Tara L. Greenhow, MD, and colleagues looked retrospectively at blood cultures from healthy, full-term infants in need of care at Kaiser Permanente in Northern California from 2005 to 2009.
Of the 4,255 blood cultures, 2.2% were positive for pathogens vs. cultures positive due to contaminants. The most common pathogens found were Escherichia coli (56%), group B streptococcus (21%) and Staphylococcus aureus (8%). Greenhow and colleagues said 98% of infants with E. coli also had a urinary tract infection. No cases of Listeria monocytogenes bacteremia or meningococcemia were found; researchers found only one case of enterococcal bacteremia. The actual rate of bacteremia was 0.57 in 1,000 full-term births.

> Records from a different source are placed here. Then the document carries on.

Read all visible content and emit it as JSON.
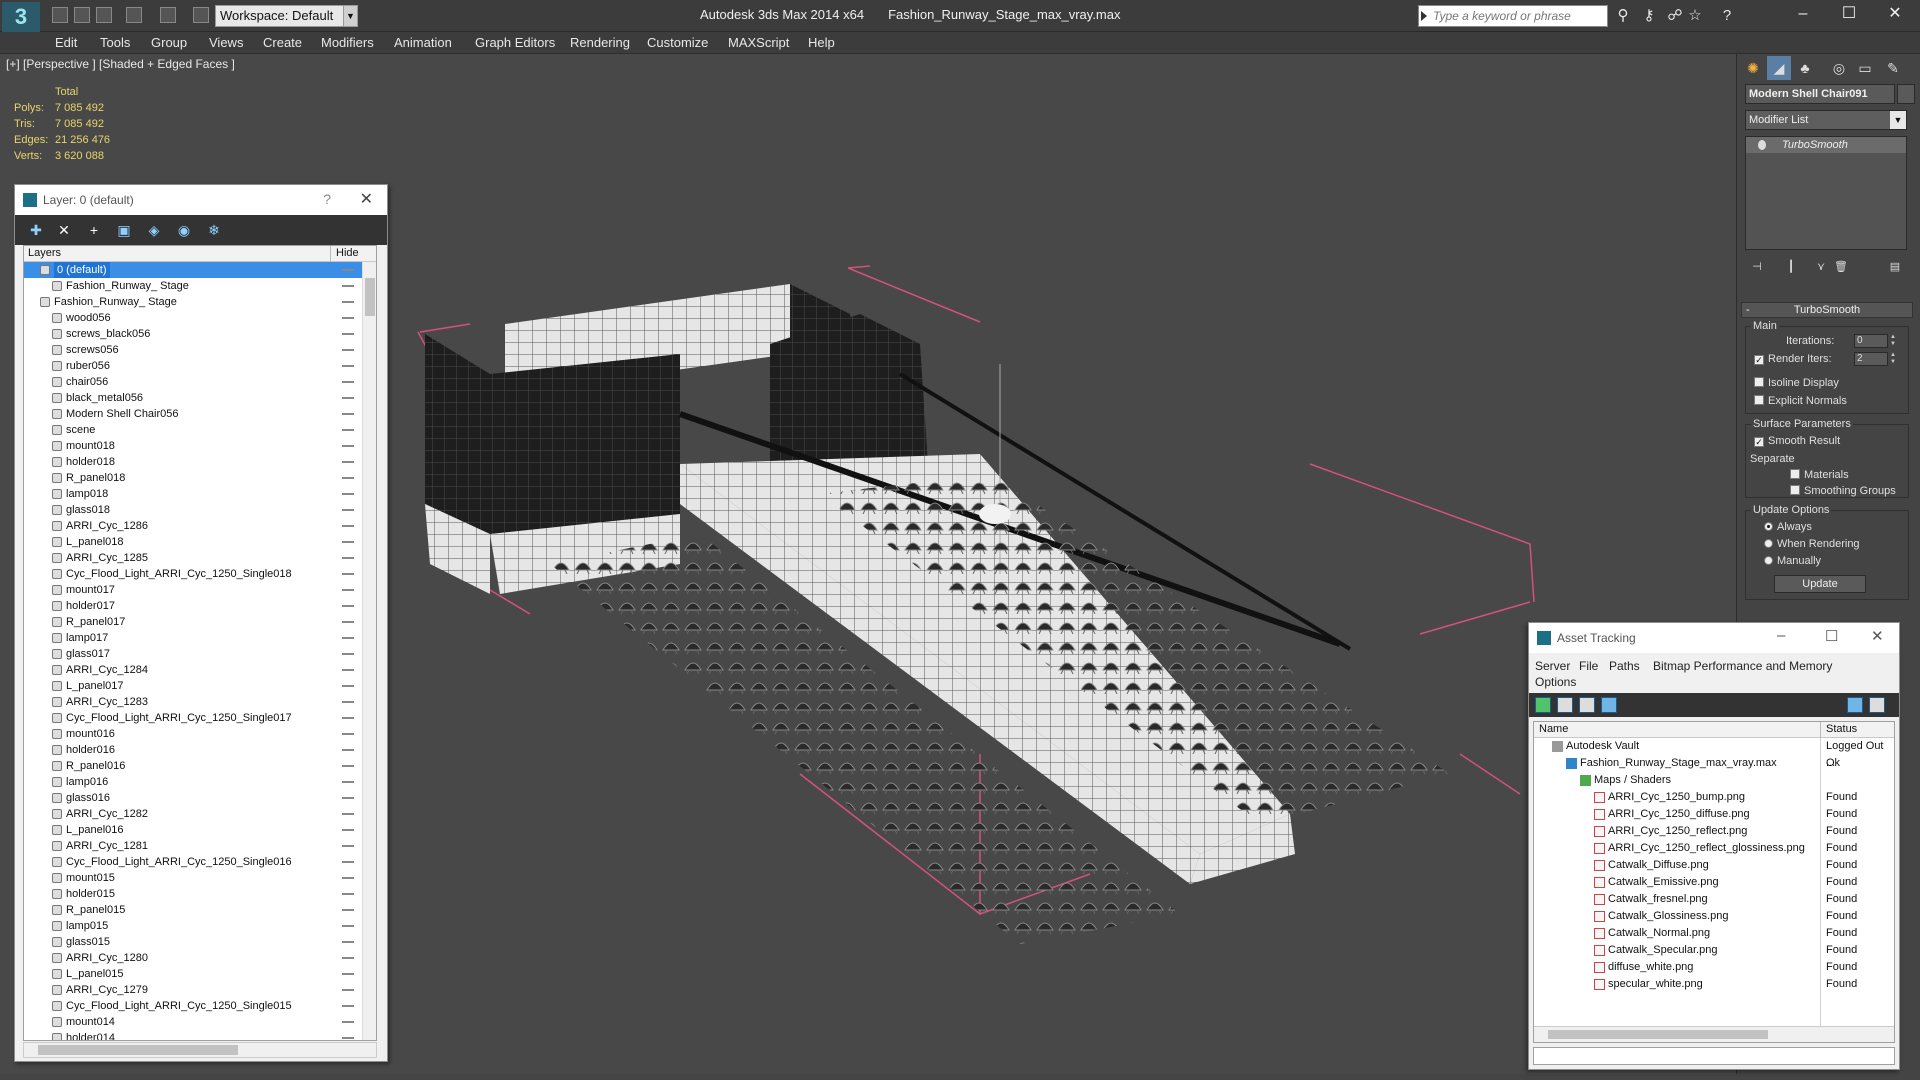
{
  "titlebar": {
    "workspace": "Workspace: Default",
    "app_title": "Autodesk 3ds Max  2014 x64",
    "file_name": "Fashion_Runway_Stage_max_vray.max",
    "search_placeholder": "Type a keyword or phrase"
  },
  "menu": [
    "Edit",
    "Tools",
    "Group",
    "Views",
    "Create",
    "Modifiers",
    "Animation",
    "Graph Editors",
    "Rendering",
    "Customize",
    "MAXScript",
    "Help"
  ],
  "viewport": {
    "label": "[+] [Perspective ] [Shaded + Edged Faces ]",
    "stats": {
      "header": "Total",
      "rows": [
        {
          "key": "Polys:",
          "value": "7 085 492"
        },
        {
          "key": "Tris:",
          "value": "7 085 492"
        },
        {
          "key": "Edges:",
          "value": "21 256 476"
        },
        {
          "key": "Verts:",
          "value": "3 620 088"
        }
      ]
    }
  },
  "layer_dialog": {
    "title": "Layer: 0 (default)",
    "help": "?",
    "col_layers": "Layers",
    "col_hide": "Hide",
    "rows": [
      {
        "label": "0 (default)",
        "depth": 0,
        "selected": true
      },
      {
        "label": "Fashion_Runway_ Stage",
        "depth": 1
      },
      {
        "label": "Fashion_Runway_ Stage",
        "depth": 0
      },
      {
        "label": "wood056",
        "depth": 1
      },
      {
        "label": "screws_black056",
        "depth": 1
      },
      {
        "label": "screws056",
        "depth": 1
      },
      {
        "label": "ruber056",
        "depth": 1
      },
      {
        "label": "chair056",
        "depth": 1
      },
      {
        "label": "black_metal056",
        "depth": 1
      },
      {
        "label": "Modern Shell Chair056",
        "depth": 1
      },
      {
        "label": "scene",
        "depth": 1
      },
      {
        "label": "mount018",
        "depth": 1
      },
      {
        "label": "holder018",
        "depth": 1
      },
      {
        "label": "R_panel018",
        "depth": 1
      },
      {
        "label": "lamp018",
        "depth": 1
      },
      {
        "label": "glass018",
        "depth": 1
      },
      {
        "label": "ARRI_Cyc_1286",
        "depth": 1
      },
      {
        "label": "L_panel018",
        "depth": 1
      },
      {
        "label": "ARRI_Cyc_1285",
        "depth": 1
      },
      {
        "label": "Cyc_Flood_Light_ARRI_Cyc_1250_Single018",
        "depth": 1
      },
      {
        "label": "mount017",
        "depth": 1
      },
      {
        "label": "holder017",
        "depth": 1
      },
      {
        "label": "R_panel017",
        "depth": 1
      },
      {
        "label": "lamp017",
        "depth": 1
      },
      {
        "label": "glass017",
        "depth": 1
      },
      {
        "label": "ARRI_Cyc_1284",
        "depth": 1
      },
      {
        "label": "L_panel017",
        "depth": 1
      },
      {
        "label": "ARRI_Cyc_1283",
        "depth": 1
      },
      {
        "label": "Cyc_Flood_Light_ARRI_Cyc_1250_Single017",
        "depth": 1
      },
      {
        "label": "mount016",
        "depth": 1
      },
      {
        "label": "holder016",
        "depth": 1
      },
      {
        "label": "R_panel016",
        "depth": 1
      },
      {
        "label": "lamp016",
        "depth": 1
      },
      {
        "label": "glass016",
        "depth": 1
      },
      {
        "label": "ARRI_Cyc_1282",
        "depth": 1
      },
      {
        "label": "L_panel016",
        "depth": 1
      },
      {
        "label": "ARRI_Cyc_1281",
        "depth": 1
      },
      {
        "label": "Cyc_Flood_Light_ARRI_Cyc_1250_Single016",
        "depth": 1
      },
      {
        "label": "mount015",
        "depth": 1
      },
      {
        "label": "holder015",
        "depth": 1
      },
      {
        "label": "R_panel015",
        "depth": 1
      },
      {
        "label": "lamp015",
        "depth": 1
      },
      {
        "label": "glass015",
        "depth": 1
      },
      {
        "label": "ARRI_Cyc_1280",
        "depth": 1
      },
      {
        "label": "L_panel015",
        "depth": 1
      },
      {
        "label": "ARRI_Cyc_1279",
        "depth": 1
      },
      {
        "label": "Cyc_Flood_Light_ARRI_Cyc_1250_Single015",
        "depth": 1
      },
      {
        "label": "mount014",
        "depth": 1
      },
      {
        "label": "holder014",
        "depth": 1
      }
    ]
  },
  "command_panel": {
    "object_name": "Modern Shell Chair091",
    "modifier_list": "Modifier List",
    "modifier_stack": [
      "TurboSmooth"
    ],
    "rollout_title": "TurboSmooth",
    "main_group": "Main",
    "iterations_label": "Iterations:",
    "iterations_value": "0",
    "render_iters_label": "Render Iters:",
    "render_iters_value": "2",
    "isoline_display": "Isoline Display",
    "explicit_normals": "Explicit Normals",
    "surface_group": "Surface Parameters",
    "smooth_result": "Smooth Result",
    "separate": "Separate",
    "materials": "Materials",
    "smoothing_groups": "Smoothing Groups",
    "update_group": "Update Options",
    "always": "Always",
    "when_rendering": "When Rendering",
    "manually": "Manually",
    "update_button": "Update"
  },
  "asset_tracking": {
    "title": "Asset Tracking",
    "menu": [
      "Server",
      "File",
      "Paths",
      "Bitmap Performance and Memory",
      "Options"
    ],
    "col_name": "Name",
    "col_status": "Status",
    "rows": [
      {
        "name": "Autodesk Vault",
        "status": "Logged Out ...",
        "depth": 0,
        "icon": "vault"
      },
      {
        "name": "Fashion_Runway_Stage_max_vray.max",
        "status": "Ok",
        "depth": 1,
        "icon": "max"
      },
      {
        "name": "Maps / Shaders",
        "status": "",
        "depth": 2,
        "icon": "folder"
      },
      {
        "name": "ARRI_Cyc_1250_bump.png",
        "status": "Found",
        "depth": 3,
        "icon": "png"
      },
      {
        "name": "ARRI_Cyc_1250_diffuse.png",
        "status": "Found",
        "depth": 3,
        "icon": "png"
      },
      {
        "name": "ARRI_Cyc_1250_reflect.png",
        "status": "Found",
        "depth": 3,
        "icon": "png"
      },
      {
        "name": "ARRI_Cyc_1250_reflect_glossiness.png",
        "status": "Found",
        "depth": 3,
        "icon": "png"
      },
      {
        "name": "Catwalk_Diffuse.png",
        "status": "Found",
        "depth": 3,
        "icon": "png"
      },
      {
        "name": "Catwalk_Emissive.png",
        "status": "Found",
        "depth": 3,
        "icon": "png"
      },
      {
        "name": "Catwalk_fresnel.png",
        "status": "Found",
        "depth": 3,
        "icon": "png"
      },
      {
        "name": "Catwalk_Glossiness.png",
        "status": "Found",
        "depth": 3,
        "icon": "png"
      },
      {
        "name": "Catwalk_Normal.png",
        "status": "Found",
        "depth": 3,
        "icon": "png"
      },
      {
        "name": "Catwalk_Specular.png",
        "status": "Found",
        "depth": 3,
        "icon": "png"
      },
      {
        "name": "diffuse_white.png",
        "status": "Found",
        "depth": 3,
        "icon": "png"
      },
      {
        "name": "specular_white.png",
        "status": "Found",
        "depth": 3,
        "icon": "png"
      }
    ]
  }
}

“Before this study, the incidence of late-onset bacteremia was unknown. Compared with CDC data, we have documented a lower incidence of group B streptococcus bacteremia,” the researchers wrote.
Incidence range before the study was reportedly 1.1% to 5.9%, and group B streptococcus was thought to be the most common pathogen, according to the researchers. The data indicated that 36% of pathogens were ampicillin resistant, which they suggested calls for a change in antibiotic treatment.
“On the basis of the pathogens found and antibiotic susceptibilities, we suggest new strategies are for presumptive treatment of bacteremia and question whether ampicillin still needs to be part of every empirical antibiotic regimen in infants 1 week to 3 months old,” the study researchers concluded.
Disclosure: The researchers report no relevant financial disclosures.